[The Golden Ass, also known as Metamorphoses, by Apuleius]. Apuleio Dell’asino d’oro, tradotto per messer Agnolo Firenzuola, 1550.
Apuleius. Apuleio Dell’asino d’oro, tradotto per messer Agnolo Firenzuola. [The Golden Ass, also known as Metamorphoses].
Venice: Gabriel Giolito de Ferrari, 1550. First edition.
12°: A-M12 [$6 signed]; [foliated]:  2-72 75-142,  leaves (printer’s device and 2 blank leaves). Folios 73-74 have been skipped, without loss of content. Early 18th century polished blond calf, gilt “aigle blanc” ornament on the spine with 5 raised bands, morocco title label, triple gilt rule to the boards, dentelle gilt to the inner boards, with Hoym’s arms gilt stamped to both front and back covers. Expert restoration to the spine, tiny bit of worming to the outer margin to leaves 70-86 with loss to only a couple of letters on three leaves. A charming volume in spite of minor cosmetic blemishes. A little gem, beautifully printed in an elegant italic typeface by Giolito, one of the first major publishers of vernacular Italian literature.

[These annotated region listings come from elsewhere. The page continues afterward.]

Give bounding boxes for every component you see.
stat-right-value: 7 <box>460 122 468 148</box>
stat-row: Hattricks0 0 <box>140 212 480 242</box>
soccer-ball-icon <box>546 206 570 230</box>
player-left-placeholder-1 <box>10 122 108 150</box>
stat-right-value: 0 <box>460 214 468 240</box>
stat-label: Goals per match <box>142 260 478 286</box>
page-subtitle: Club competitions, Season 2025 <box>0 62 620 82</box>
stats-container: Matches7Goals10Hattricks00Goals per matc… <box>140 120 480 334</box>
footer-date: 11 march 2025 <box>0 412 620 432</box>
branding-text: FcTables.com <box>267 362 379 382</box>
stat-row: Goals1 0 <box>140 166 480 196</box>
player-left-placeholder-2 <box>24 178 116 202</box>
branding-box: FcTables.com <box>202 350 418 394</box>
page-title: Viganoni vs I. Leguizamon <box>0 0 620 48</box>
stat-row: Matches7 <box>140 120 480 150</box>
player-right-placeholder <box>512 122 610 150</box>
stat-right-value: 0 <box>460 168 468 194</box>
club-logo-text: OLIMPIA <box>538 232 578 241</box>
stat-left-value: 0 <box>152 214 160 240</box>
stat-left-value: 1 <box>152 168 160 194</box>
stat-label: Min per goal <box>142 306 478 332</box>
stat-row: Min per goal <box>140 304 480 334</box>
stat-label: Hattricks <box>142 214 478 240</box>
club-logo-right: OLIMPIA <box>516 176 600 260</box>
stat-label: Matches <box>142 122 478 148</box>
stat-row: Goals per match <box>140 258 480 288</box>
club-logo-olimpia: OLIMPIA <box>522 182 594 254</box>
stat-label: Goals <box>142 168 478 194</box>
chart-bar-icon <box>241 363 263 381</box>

The full description is here: The Golden Ass bound for the Count d'Hoym
The first edition, which appeared posthumously, of the influential free verse adaptation of The Golden Ass by the Tuscan scholar Agnolo Firenzuola (1493-1543). We are told by Renouard that an 8vo edition was planned a year earlier, but apparently never produced. Copies in the trade are scarce, as are those in libraries. (Renouard, Catalogue de la bibliothèque d’un amateur, III, p. 168)
This ten-book tale by the ancient Latin writer Apuleius (c.124-c.170) recounts the story of Lucius who, through a miscalculation, turned himself not into a bird, but instead an ass. The work is also the origin of the story of Cupid and Psyche.
The present edition was done in 1550, when Agnolo Firenzuola, a Tuscan friend of fellow writer Pietro Aretino, set to work on a new version of Apuleius that would supplant the first Italian translation, produced by Matteo Maria Boiardo at the end of the 15th century. Firenzuola’s great achievement in this version is his complete mastery of the narrative: the Latin text, apart from a few details, is followed with precision, yet the translator no longer narrates in the first person misadventures of Lucius the Greek, but rather those of a narrator who bears his own name, Agnolo; and the wanderings of the unfortunate Ass are no longer set in Greece but moved to Tuscany. The result is a brilliant Italianized rewrite of Apuleius, a vernacular tour-de-force very much in harmony with the picaresque adventure of the story’s hero.
This copy bound in the arms of Charles Henry, Count d’Hoym (1694-1736), in elegant polished calf, attributable to Luc-Antoine Boyet (at right). The Count d’Hoym was Minister Plenipotentiary for Augustus II, Elector of Saxony and King of Poland, at the French court. Hoym was an indulgent collector and bibliophile, who passionately built a collection rich above all in belles-lettres and history. His great library was sold at auction in 1738—this volume was item no. 2563 (p. 262). A later engraved exlibris is on the front pastedown: “J D Semper Audere.”
The Venice printer, Gabriele Giolito de' Ferrari (c. 1508 – 1578), was one of the first and leading publishers of Italian vernacular literature. His bookshop in the Rialto, Libreria della Fenice and his printer's mark both evoke the Phoenix rising. Five years after he printed Dell’asino d’oro he published his celebrated 1555 edition of Dante, using the title Divina Commedia for the first time.
Gamba 47 : “Pregevolissima edizione in eleganti caratteri corsivi [Very valuable edition in elegant cursive characters]” ; OHR, pl. 672, irons 1 and 2 ; Catalogus librorum bibliothecae... Caroli Henrici comitis de Hoym, 1738, no. 2563.